羽生 厚生労働省は、男性の育休取得率を現行の1.89%から2017年度には10%に、2020年度には13%に引き上げるという数値目標を掲げていますが、それでも現場では男性の育休は取りにくい雰囲気がありますよね。

渥美 それはなぜかというと、上司の多くが専業主婦を持つ片働き男性だからです。「片働き」の男性上司にとって「育休を取りたい」という共働き男性の価値観は、理解できないのだと思います。

羽生 分かります。片働き男性には、共働き家庭の様子が具体的にイメージできないんでしょうね。それでもワーキングマザーはまだいいんです。彼らにとって私たちは「宇宙人」なので「大変だね。頑張ってね」と割と優しく接してもらえるけれど、これが男性だと「男のくせに、何を言ってるんだ」となってしまう。かわいそうですよ。

渥美 そのとおりです。でもね、分からずやの上司にいつまでも遠慮してたら、新しいことなんて何もできません。上司に理解がないから育休が取れないとかワーク・ライフ・バランスが取れないという男性は多いけれど、育休を取りたいと思っているならどこかで見切りを付けて取ってしまえばいいと思うんです。仮に男性が育休を取得することで、一時的にネガティブ評価をされたとしても、「今は雌伏の時だ」と思ってやり過ごせばいい。

 これまではイクメンや男性の育休取得者はマイノリティーでしたが、今後の社会ではイクメンはどんどん増えていきます。やがて、「イクメンでなければ部下のマネジメントができない」という時代もやってくると思うんですね。

羽生 同感です。今や女子大生の9割が「ワーママになりたい」と言っている調査もあります。共働きに理解や提案のない上司はこれからどんどん管理職として評価が下がるでしょうね。

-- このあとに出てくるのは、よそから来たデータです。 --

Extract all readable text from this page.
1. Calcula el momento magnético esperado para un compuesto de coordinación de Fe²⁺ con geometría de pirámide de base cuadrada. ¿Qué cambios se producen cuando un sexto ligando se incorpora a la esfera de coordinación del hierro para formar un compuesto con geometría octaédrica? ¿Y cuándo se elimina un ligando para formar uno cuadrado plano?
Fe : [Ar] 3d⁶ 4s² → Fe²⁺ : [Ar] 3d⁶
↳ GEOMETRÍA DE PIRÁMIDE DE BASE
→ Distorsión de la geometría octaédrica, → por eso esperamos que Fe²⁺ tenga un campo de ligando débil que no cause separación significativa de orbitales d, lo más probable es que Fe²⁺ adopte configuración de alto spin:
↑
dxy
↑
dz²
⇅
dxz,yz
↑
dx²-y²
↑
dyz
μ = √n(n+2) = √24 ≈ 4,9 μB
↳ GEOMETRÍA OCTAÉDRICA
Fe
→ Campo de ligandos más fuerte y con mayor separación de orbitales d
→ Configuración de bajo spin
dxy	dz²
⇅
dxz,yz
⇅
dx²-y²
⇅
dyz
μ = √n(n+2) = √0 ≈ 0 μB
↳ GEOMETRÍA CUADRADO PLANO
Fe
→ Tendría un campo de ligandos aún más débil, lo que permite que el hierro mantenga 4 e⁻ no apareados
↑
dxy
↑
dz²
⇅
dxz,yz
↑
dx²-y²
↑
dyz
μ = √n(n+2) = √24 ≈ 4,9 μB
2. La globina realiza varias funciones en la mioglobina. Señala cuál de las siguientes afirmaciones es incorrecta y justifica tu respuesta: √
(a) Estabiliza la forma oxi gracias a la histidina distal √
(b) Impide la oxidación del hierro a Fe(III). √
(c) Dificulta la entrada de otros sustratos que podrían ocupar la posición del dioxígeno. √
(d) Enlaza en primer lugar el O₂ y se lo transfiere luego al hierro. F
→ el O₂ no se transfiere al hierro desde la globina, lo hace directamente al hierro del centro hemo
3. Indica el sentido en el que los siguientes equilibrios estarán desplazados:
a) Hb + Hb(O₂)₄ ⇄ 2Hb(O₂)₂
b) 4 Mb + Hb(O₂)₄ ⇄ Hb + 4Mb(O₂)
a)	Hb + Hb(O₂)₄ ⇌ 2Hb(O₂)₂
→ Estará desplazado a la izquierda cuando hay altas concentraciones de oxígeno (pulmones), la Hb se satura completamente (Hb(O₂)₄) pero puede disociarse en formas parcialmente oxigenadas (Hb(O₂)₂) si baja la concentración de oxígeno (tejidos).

渥美 今の日本の現状は40年前のスウェーデンにとても似ているのですが、スウェーデンでは現在、イクメン第一世代が経営者層になっています。7年前に男性の育休取得者と非取得者の昇進について調査したところ、役員層では育休取得者が9割、平社員層では7割という結果でした。つまり、育休取得者の方が昇進している確率が高かったのです。

 というのも、イクメンにはさまざまなメリットがあるからです。僕自身も育休を取ってしみじみ感じたことなのですが、仕事人、家庭人、地域人とさまざまな顔を持つことによって、広がりが出ます。家庭人として子育てや家事をしている人は生活者の視点を持てるし、子育てを通じてのネットワークも広がるためいろいろな情報も入るようになります。

羽生 「子どもをお迎えに行かなきゃいけない」といった時間的な制約がある分、仕事の効率は劇的に高まるし、タイムマネジメント力も付きますよね。実際にDUAL編集部も全員子育て中の男女ですが、極めて仕事が速く、みな優秀ですよ。

渥美 ワーキングマザーなどの時間的な制約のある社員の生産性を調べてみると、時間当たりの生産性は40%も高まっています。普通の社員の8時間分の仕事を、制約のある社員は6時間で終わらせているんです。しかも、一度高まった生産性は、低くなることはありません。

 さらにさまざまな体験を通して人間的な幅が増すため、部下のマネジメントにもその力を発揮できるようになります。ライフからさまざまな気付きを得て、それらをワークに還元できるようになるのです。企業はその点をもっと積極的に評価した方がいい。

 また、これから共働き家庭がどんどん増えていく中で、旧態依然とした片働き男性の価値観は通用しなくなると思っています。少なくとも部下マネジメントで失敗するケースが激増するでしょう。部下世代の価値観からかけ離れてしまった結果、彼らの生活スタイルや仕事スタイルが全く理解できず、モチベーションを下げ続けるマネジメントしかできないという問題が生じると思うんですね。

羽生 今の企業は、「子育て女性社員の取り扱い方」と言うように、女性社員の管理ばかりに注目していますが「子育て男性社員」のマネジメントが企業の課題になる日は近いと思います。

渥美 僕の場合は、昔から子どもが大好きだったから育休を取っただけなんです。もちろん旧来型の価値観の上司とぶつかることもあったけれど、上司に評価されるよりも妻や子どもに評価されたほうがいいという感覚でやってきました。仮に昇進や昇格をしなくたって、子どもが大きくなったとき「お父さんみたいに子育ても仕事も両方やるパパになれたらいいな」と言ってもらえたら、それが一番うれしいですしね。